Abstract

This study examines North Korea’s “comfort stations.” Beginning with the public testimony of Ri Kyung-saeng, a former North Korean “comfort women,” in 1992, the issue of comfort women has risen to the surface in North Korea. In the case of South Korea, active interest in civil society and academia has become the main driving force for comfort women issues. However, in the case of North Korea, there is no civil society or free academic environment. Research on North Korean comfort women, who account for half of the 200,000 Korean comfort women, is very scarce, and the discovery and preservation of data have been difficult to achieve. Nevertheless, in efforts to equally acknowledge the victimhood of all comfort women, research on North Korea’s comfort women is necessary.

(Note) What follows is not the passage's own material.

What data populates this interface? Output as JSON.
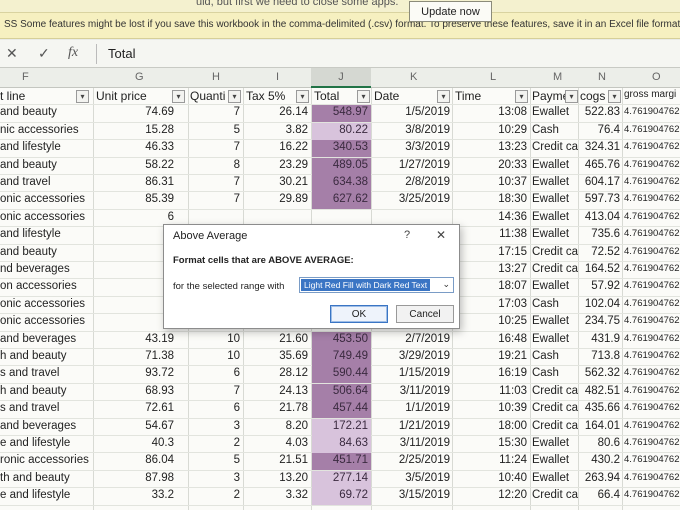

This study explores three comfort stations, which have been discovered and officially acknowledged by the government of North Korea, and provides an overview of the government’s position toward these historical sites and comfort women’s memories. What is the status of comfort women’s memories as it relates to these comfort stations? How are these places being used by the government? These are some of the questions that guide this chapter’s discussion on how sites of memory are politicized and used as a political tool by governments. In reflecting upon these questions, this study argues that the narratives and stories of North Korea’s comfort women victims should be organized in a more universal and peaceful way as collective memory beyond the individual and state levels.